(Updated 1:45 p.m. Wednesday)
ATHENS – Georgia officials continue to anxiously await a ruling from the NCAA on the eligibility of star wide receiver A.J. Green. Coach Mark Richt said early this afternoon that there is “nothing new” on the matter today.
The investigation includes whether Green received an impermissible benefit by allegedly selling a game jersey, a person familiar with the matter told the AJC.
It is against NCAA rules for players to accept money for memorabilia.
The penalty in such a case typically would depend on several factors, including the amount of money received and the player’s cooperation with the NCAA.
Georgia held Green out of last week’s season opener, saying it was doing so “pending a ruling from the NCAA clarifying his status.” Richt said Tuesday that Green will practice with the team as usual “until we know something one way or another.” Richt made it clear that he expects to get a ruling before Saturday’s SEC opener at South Carolina.
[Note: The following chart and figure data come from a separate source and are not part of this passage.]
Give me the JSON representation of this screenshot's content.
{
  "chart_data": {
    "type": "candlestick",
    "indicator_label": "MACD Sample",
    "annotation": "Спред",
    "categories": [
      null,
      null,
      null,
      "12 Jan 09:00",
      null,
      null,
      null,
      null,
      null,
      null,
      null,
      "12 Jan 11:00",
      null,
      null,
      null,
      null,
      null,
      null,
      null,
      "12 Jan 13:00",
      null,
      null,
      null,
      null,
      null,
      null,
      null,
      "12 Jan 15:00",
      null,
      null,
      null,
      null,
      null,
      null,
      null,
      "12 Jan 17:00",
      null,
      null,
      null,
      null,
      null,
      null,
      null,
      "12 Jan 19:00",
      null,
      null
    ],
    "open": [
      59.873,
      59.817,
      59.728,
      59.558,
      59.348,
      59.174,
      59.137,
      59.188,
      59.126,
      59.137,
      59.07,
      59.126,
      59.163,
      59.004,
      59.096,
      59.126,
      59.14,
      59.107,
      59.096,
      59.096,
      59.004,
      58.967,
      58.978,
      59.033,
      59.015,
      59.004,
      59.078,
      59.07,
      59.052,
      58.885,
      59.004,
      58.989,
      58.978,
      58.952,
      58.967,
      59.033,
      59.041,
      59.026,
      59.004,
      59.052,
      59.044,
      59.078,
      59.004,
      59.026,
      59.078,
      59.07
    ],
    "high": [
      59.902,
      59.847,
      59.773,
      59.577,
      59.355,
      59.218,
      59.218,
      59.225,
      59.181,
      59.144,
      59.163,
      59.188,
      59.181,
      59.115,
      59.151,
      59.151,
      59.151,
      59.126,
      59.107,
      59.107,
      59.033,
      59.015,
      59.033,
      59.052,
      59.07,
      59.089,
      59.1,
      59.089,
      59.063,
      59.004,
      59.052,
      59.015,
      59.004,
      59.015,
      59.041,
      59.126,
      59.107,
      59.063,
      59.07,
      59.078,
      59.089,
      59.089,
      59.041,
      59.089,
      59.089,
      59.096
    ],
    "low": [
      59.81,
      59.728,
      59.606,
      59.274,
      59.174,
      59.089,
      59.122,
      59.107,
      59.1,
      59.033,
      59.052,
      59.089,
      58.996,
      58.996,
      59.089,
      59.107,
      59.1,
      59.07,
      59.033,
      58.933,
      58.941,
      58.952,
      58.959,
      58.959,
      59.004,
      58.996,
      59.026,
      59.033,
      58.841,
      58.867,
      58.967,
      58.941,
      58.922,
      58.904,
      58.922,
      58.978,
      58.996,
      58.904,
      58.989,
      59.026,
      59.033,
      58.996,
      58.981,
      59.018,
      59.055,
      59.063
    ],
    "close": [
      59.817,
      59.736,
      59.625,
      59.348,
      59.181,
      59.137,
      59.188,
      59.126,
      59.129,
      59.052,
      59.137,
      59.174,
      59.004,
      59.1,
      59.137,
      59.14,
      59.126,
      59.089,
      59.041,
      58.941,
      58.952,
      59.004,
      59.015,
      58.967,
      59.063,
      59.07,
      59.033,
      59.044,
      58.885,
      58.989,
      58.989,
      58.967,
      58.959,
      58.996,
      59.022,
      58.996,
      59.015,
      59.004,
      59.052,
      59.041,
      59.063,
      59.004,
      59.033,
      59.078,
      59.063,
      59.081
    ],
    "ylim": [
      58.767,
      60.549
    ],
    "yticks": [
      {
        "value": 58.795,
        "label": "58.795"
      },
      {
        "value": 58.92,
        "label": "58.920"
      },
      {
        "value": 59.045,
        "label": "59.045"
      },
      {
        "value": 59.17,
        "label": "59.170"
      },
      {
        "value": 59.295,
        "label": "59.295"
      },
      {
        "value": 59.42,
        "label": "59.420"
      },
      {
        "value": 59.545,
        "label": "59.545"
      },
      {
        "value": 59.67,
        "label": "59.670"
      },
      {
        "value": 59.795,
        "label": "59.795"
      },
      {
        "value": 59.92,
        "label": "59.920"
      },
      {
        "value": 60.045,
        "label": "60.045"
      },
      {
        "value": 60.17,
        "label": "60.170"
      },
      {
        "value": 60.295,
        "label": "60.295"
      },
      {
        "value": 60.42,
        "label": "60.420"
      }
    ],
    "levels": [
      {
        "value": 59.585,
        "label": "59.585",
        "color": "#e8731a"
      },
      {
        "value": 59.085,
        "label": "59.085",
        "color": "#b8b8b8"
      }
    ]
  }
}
“I’d be highly disappointed if we don’t hear something this week,” Richt said. “I would think we will.”
The NCAA launched the investigation of Green on July 21. On July 22, Green acknowledged that he was asked by Georgia officials about an agent-hosted party in Miami that triggered NCAA probes at several other schools. Green said he had never been to Miami.
On Georgia’s weekly depth chart, Kris Durham is listed in Green’s customary spot as the No. 1 flanker, with Rantavious Wooten No. 2, Logan Gray No. 3 and Israel Troupe No. 4. Then, in italic type and preceded by an asterisk, Green is listed as “Status TBD.”
Offensive coordinator Mike Bobo said after Tuesday’s practice that he doesn’t know if Green will be able to play Saturday.
“If he’s there, he’s there; if he’s not, he’s not,” Bobo said. “It’s out of my control, so there’s nothing we can do. Wish there was, but there’s not.”
UGA President Michael Adams said last week that the matter is “being handled by our lawyers.”
Although Adams said he “can’t, shouldn’t and won’t” reveal details of the case, he was asked if the Green investigation is similar to agent-related NCAA probes at other schools. He replied: “No, I don’t think it’s necessarily fair to say that. … I think you don’t know all they’re looking at until it’s over. So if you just limited it to that or excluded that, you’d be making a mistake either way.”